A school can have very high MCAS scores and still fail Adequate Yearly Progress (AYP) measurements mandated by NCLB.
AYP measures individual school progress against annual, state-specific performance targets established by the Department of Education in English Language Arts and Mathematics. Grades three through 12 all scored above state average on all MCAS tests, but some still "failed" according to AYP measurements.
Superintendent Edward Costa said, "One hundred percent is a wonderful goal," but he doesn't think the way the schools are evaluated is fair. He noted during Monday evening's School Committee meeting, where AYP was discussed, that as a teacher, he didn't punish a whole class because one student acted up, but the law punishes a whole school for one "failing" child.
In 2008, 50 percent of all schools in Massachusetts failed to make AYP mandates, a statistic Costa noted as "startling."
The best a school can do according to AYP is to have no status. If a school is found failing during a two year cycle, it drops down to the improvement level. If progress is not made, it then drops to corrective action; then, restructuring; and finally, state take-over.
Birchland Park Middle School principal Kathleen Hill said it was unlikely the state would take over a failing school because of financial constraints.
Mountain View School and East Longmeadow High School
Carolyn Wallace, principal of Mountain View School, announced that all subgroups and the school as a whole achieved AYP mandates during the past school year. Richard Freccero and Michael Knybel, principal and vice-principal of East Longmeadow High School, respectively, delivered the same news.
The 329 students at the elementary school as a whole did achieve AYP for both English Language Arts and Mathematics during the 2007-08 school year, but for both subject areas the school failed because one NCLB-defined subgroup -- Special Education -- did not reach the mandated levels of proficiency.

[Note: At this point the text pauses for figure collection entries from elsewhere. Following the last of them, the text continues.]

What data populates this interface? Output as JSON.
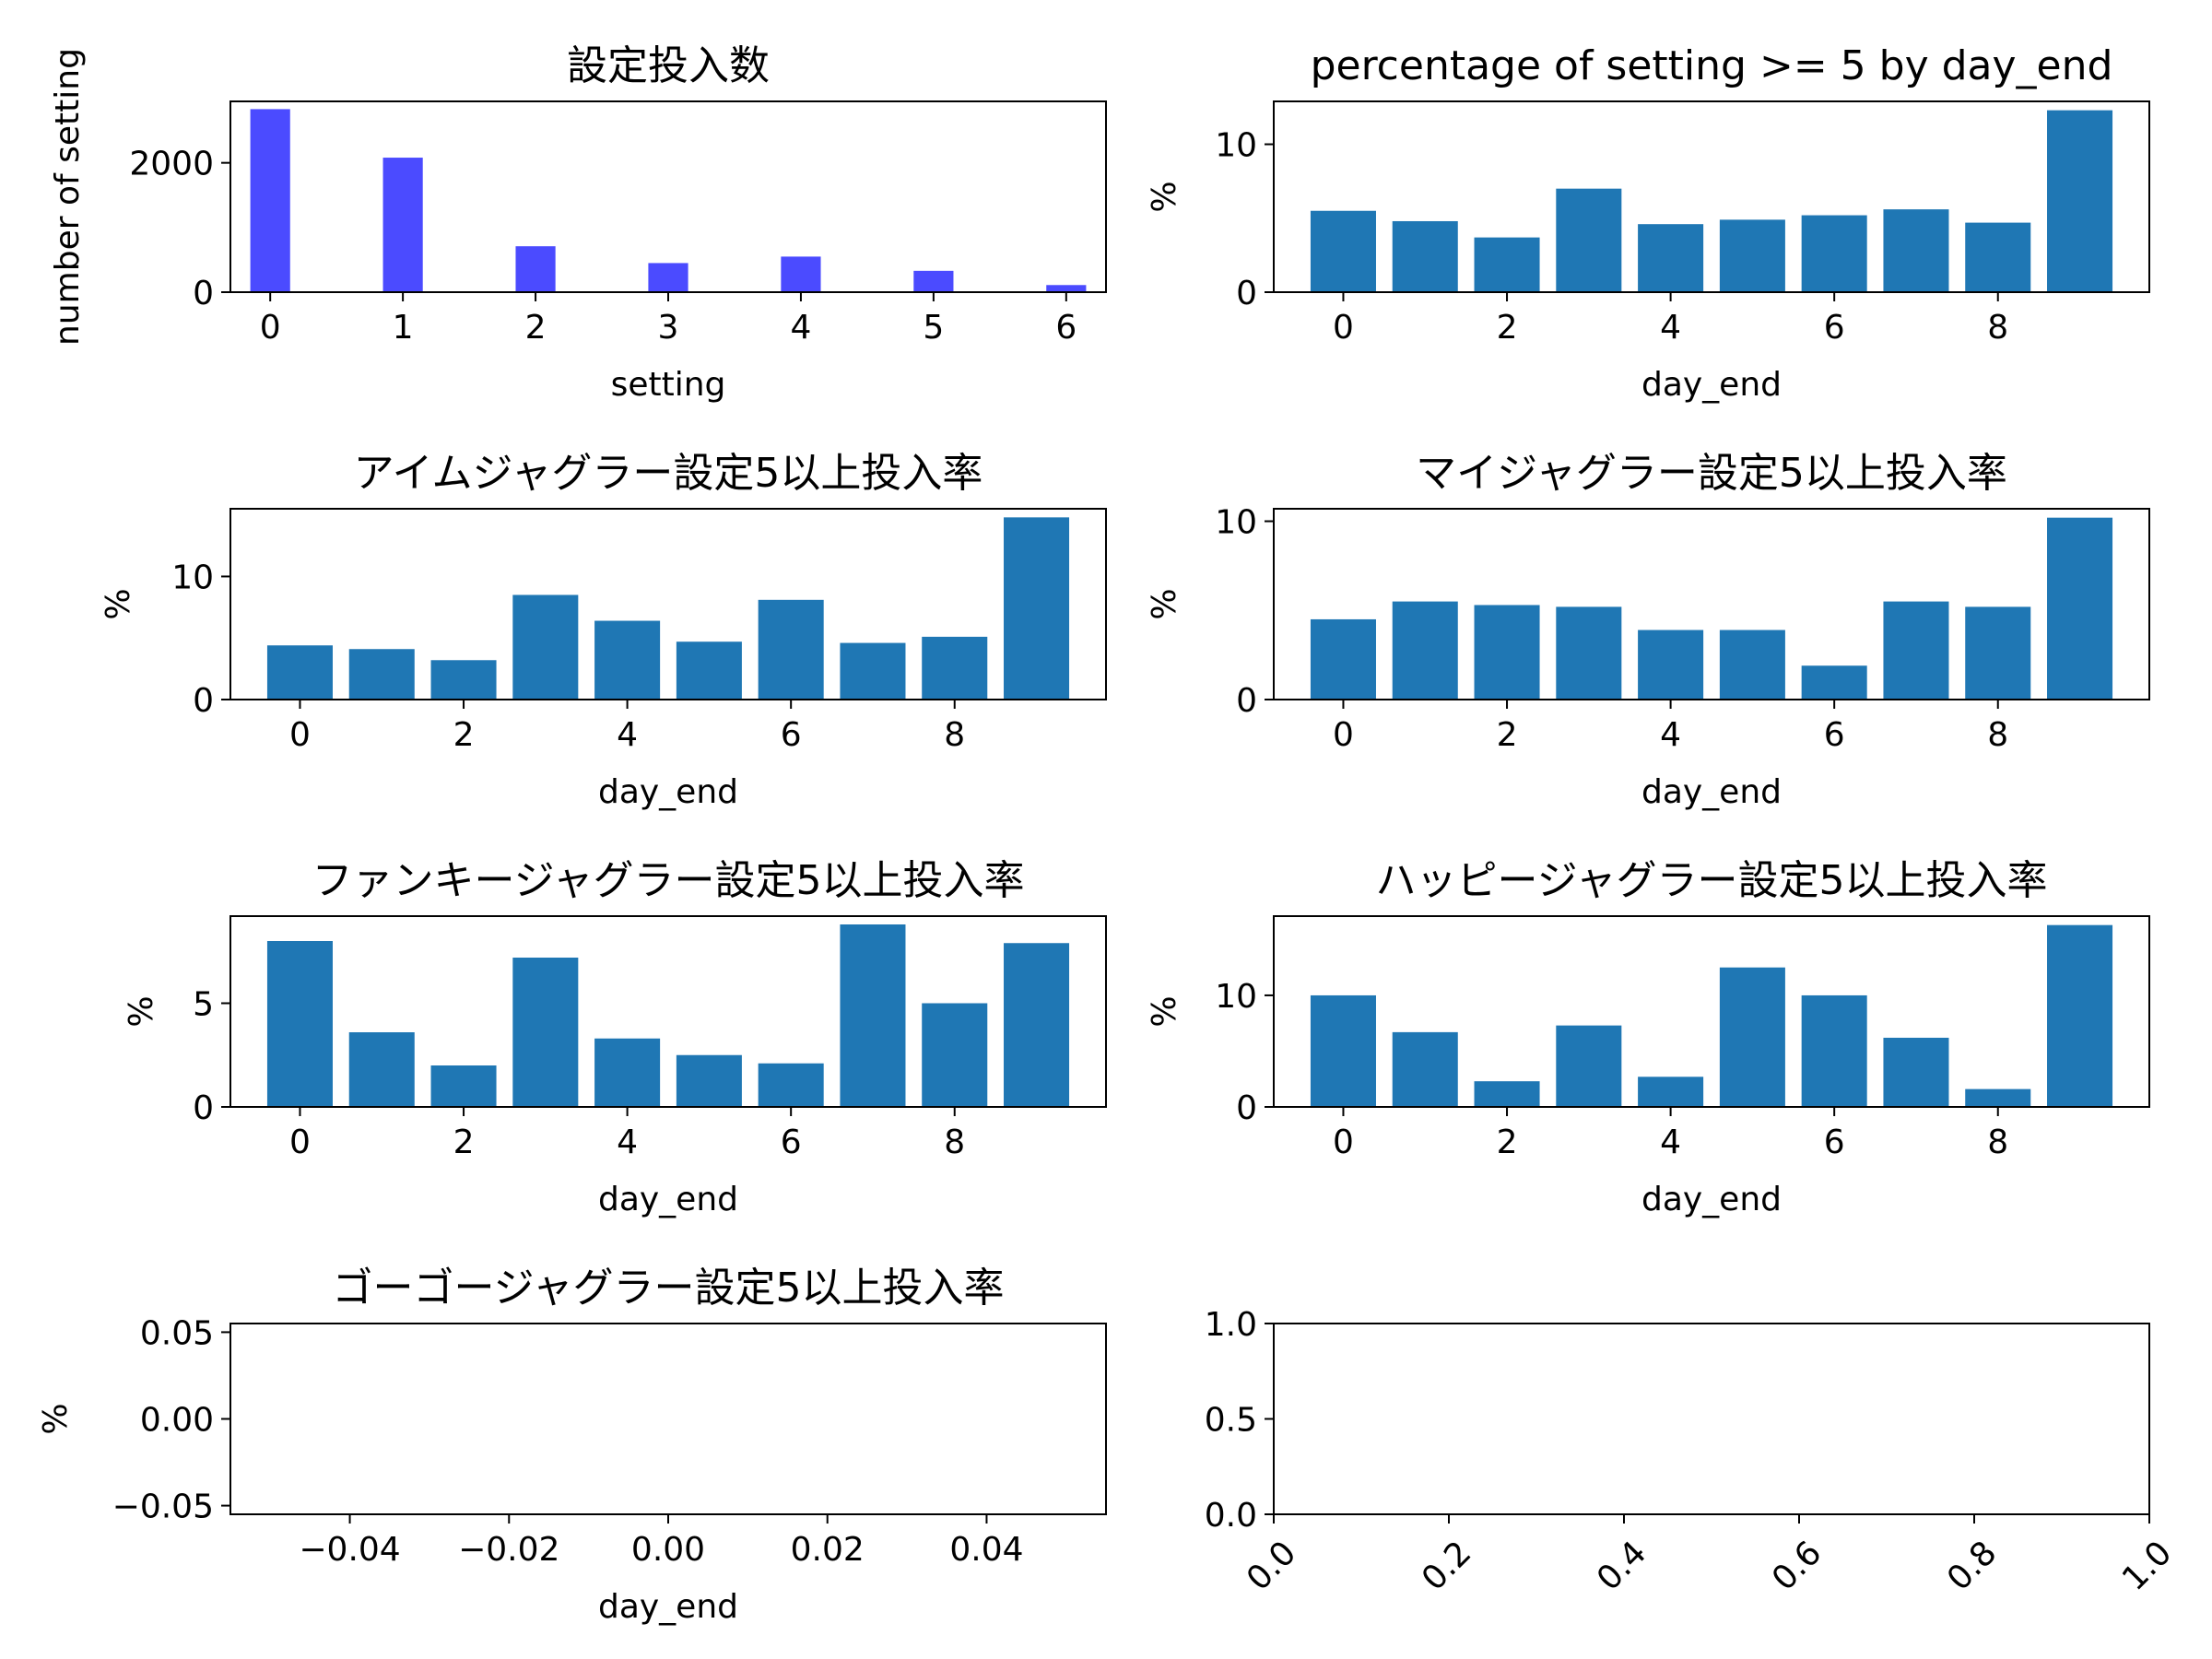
{
  "colors": {
    "bar": "#1f77b4",
    "hist": "#4b4bff",
    "axis": "#000000"
  },
  "chart_data": [
    {
      "type": "bar",
      "title": "設定投入数",
      "xlabel": "setting",
      "ylabel": "number of setting",
      "x": [
        0,
        1,
        2,
        3,
        4,
        5,
        6
      ],
      "values": [
        2830,
        2080,
        710,
        450,
        550,
        330,
        110
      ],
      "xlim": [
        -0.3,
        6.3
      ],
      "ylim": [
        0,
        2950
      ],
      "xticks": [
        0,
        1,
        2,
        3,
        4,
        5,
        6
      ],
      "xtick_labels": [
        "0",
        "1",
        "2",
        "3",
        "4",
        "5",
        "6"
      ],
      "yticks": [
        0,
        2000
      ],
      "ytick_labels": [
        "0",
        "2000"
      ]
    },
    {
      "type": "bar",
      "title": "percentage of setting >= 5 by day_end",
      "xlabel": "day_end",
      "ylabel": "%",
      "x": [
        0,
        1,
        2,
        3,
        4,
        5,
        6,
        7,
        8,
        9
      ],
      "values": [
        5.5,
        4.8,
        3.7,
        7.0,
        4.6,
        4.9,
        5.2,
        5.6,
        4.7,
        12.3
      ],
      "xlim": [
        -0.85,
        9.85
      ],
      "ylim": [
        0,
        12.9
      ],
      "xticks": [
        0,
        2,
        4,
        6,
        8
      ],
      "xtick_labels": [
        "0",
        "2",
        "4",
        "6",
        "8"
      ],
      "yticks": [
        0,
        10
      ],
      "ytick_labels": [
        "0",
        "10"
      ]
    },
    {
      "type": "bar",
      "title": "アイムジャグラー設定5以上投入率",
      "xlabel": "day_end",
      "ylabel": "%",
      "x": [
        0,
        1,
        2,
        3,
        4,
        5,
        6,
        7,
        8,
        9
      ],
      "values": [
        4.4,
        4.1,
        3.2,
        8.5,
        6.4,
        4.7,
        8.1,
        4.6,
        5.1,
        14.8
      ],
      "xlim": [
        -0.85,
        9.85
      ],
      "ylim": [
        0,
        15.5
      ],
      "xticks": [
        0,
        2,
        4,
        6,
        8
      ],
      "xtick_labels": [
        "0",
        "2",
        "4",
        "6",
        "8"
      ],
      "yticks": [
        0,
        10
      ],
      "ytick_labels": [
        "0",
        "10"
      ]
    },
    {
      "type": "bar",
      "title": "マイジャグラー設定5以上投入率",
      "xlabel": "day_end",
      "ylabel": "%",
      "x": [
        0,
        1,
        2,
        3,
        4,
        5,
        6,
        7,
        8,
        9
      ],
      "values": [
        4.5,
        5.5,
        5.3,
        5.2,
        3.9,
        3.9,
        1.9,
        5.5,
        5.2,
        10.2
      ],
      "xlim": [
        -0.85,
        9.85
      ],
      "ylim": [
        0,
        10.7
      ],
      "xticks": [
        0,
        2,
        4,
        6,
        8
      ],
      "xtick_labels": [
        "0",
        "2",
        "4",
        "6",
        "8"
      ],
      "yticks": [
        0,
        10
      ],
      "ytick_labels": [
        "0",
        "10"
      ]
    },
    {
      "type": "bar",
      "title": "ファンキージャグラー設定5以上投入率",
      "xlabel": "day_end",
      "ylabel": "%",
      "x": [
        0,
        1,
        2,
        3,
        4,
        5,
        6,
        7,
        8,
        9
      ],
      "values": [
        8.0,
        3.6,
        2.0,
        7.2,
        3.3,
        2.5,
        2.1,
        8.8,
        5.0,
        7.9
      ],
      "xlim": [
        -0.85,
        9.85
      ],
      "ylim": [
        0,
        9.2
      ],
      "xticks": [
        0,
        2,
        4,
        6,
        8
      ],
      "xtick_labels": [
        "0",
        "2",
        "4",
        "6",
        "8"
      ],
      "yticks": [
        0,
        5
      ],
      "ytick_labels": [
        "0",
        "5"
      ]
    },
    {
      "type": "bar",
      "title": "ハッピージャグラー設定5以上投入率",
      "xlabel": "day_end",
      "ylabel": "%",
      "x": [
        0,
        1,
        2,
        3,
        4,
        5,
        6,
        7,
        8,
        9
      ],
      "values": [
        10.0,
        6.7,
        2.3,
        7.3,
        2.7,
        12.5,
        10.0,
        6.2,
        1.6,
        16.3
      ],
      "xlim": [
        -0.85,
        9.85
      ],
      "ylim": [
        0,
        17.1
      ],
      "xticks": [
        0,
        2,
        4,
        6,
        8
      ],
      "xtick_labels": [
        "0",
        "2",
        "4",
        "6",
        "8"
      ],
      "yticks": [
        0,
        10
      ],
      "ytick_labels": [
        "0",
        "10"
      ]
    },
    {
      "type": "bar",
      "title": "ゴーゴージャグラー設定5以上投入率",
      "xlabel": "day_end",
      "ylabel": "%",
      "x": [],
      "values": [],
      "xlim": [
        -0.055,
        0.055
      ],
      "ylim": [
        -0.055,
        0.055
      ],
      "xticks": [
        -0.04,
        -0.02,
        0,
        0.02,
        0.04
      ],
      "xtick_labels": [
        "−0.04",
        "−0.02",
        "0.00",
        "0.02",
        "0.04"
      ],
      "yticks": [
        -0.05,
        0,
        0.05
      ],
      "ytick_labels": [
        "−0.05",
        "0.00",
        "0.05"
      ]
    },
    {
      "type": "bar",
      "title": "",
      "xlabel": "",
      "ylabel": "",
      "x": [],
      "values": [],
      "xlim": [
        0,
        1
      ],
      "ylim": [
        0,
        1
      ],
      "xticks": [
        0,
        0.2,
        0.4,
        0.6,
        0.8,
        1.0
      ],
      "xtick_labels": [
        "0.0",
        "0.2",
        "0.4",
        "0.6",
        "0.8",
        "1.0"
      ],
      "xtick_rotation": -45,
      "yticks": [
        0,
        0.5,
        1.0
      ],
      "ytick_labels": [
        "0.0",
        "0.5",
        "1.0"
      ]
    }
  ]
}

Ninety-three students were classified as Special Education for the AYP report, about 28 percent of the school's population.
Principal Brenda Houle said these results drop Mapleshade down into the improvement level.
Birchland Park Middle School
The middle school remains at no status for English Language Arts testing, but has fallen into year one of the restructuring phase for Mathematics due to a "failing" subgroup. Hill noted that Special Education achieved AYP mandates this year, but students from the Low Income subgroup did not. Low Income makes up less than nine percent of the school's population.
Both Birchland Park and district officials will be working on improvement plans to improve Mathematics scores. "We're creating plans as we speak," Costa told Reminder Publications. Some of those plans include free afterschool tutoring and additional Mathematics classes being offered during the school day. Costa stressed that parents will always have the first choice when it comes to what their children do at school.
"AYP doesn't just aim for progress, it demands it," Costa said. "We have a lot of kids with a lot of hurdles to jump." According to the superintendent, approximately 24 percent of students in the East Longmeadow school system are on special education plans -- but the state only allows one percent of those students to take alternative MCAS tests.
The East Longmeadow Public Schools are still doing well overall, however.
"We know our plans are working," Costa said.
Those plans include the SMART goals for the 2008-09 school year, which will be presented at the next School Committee meeting on Oct. 20 at 7:30 p.m. in the School Committee Conference Room in the high school.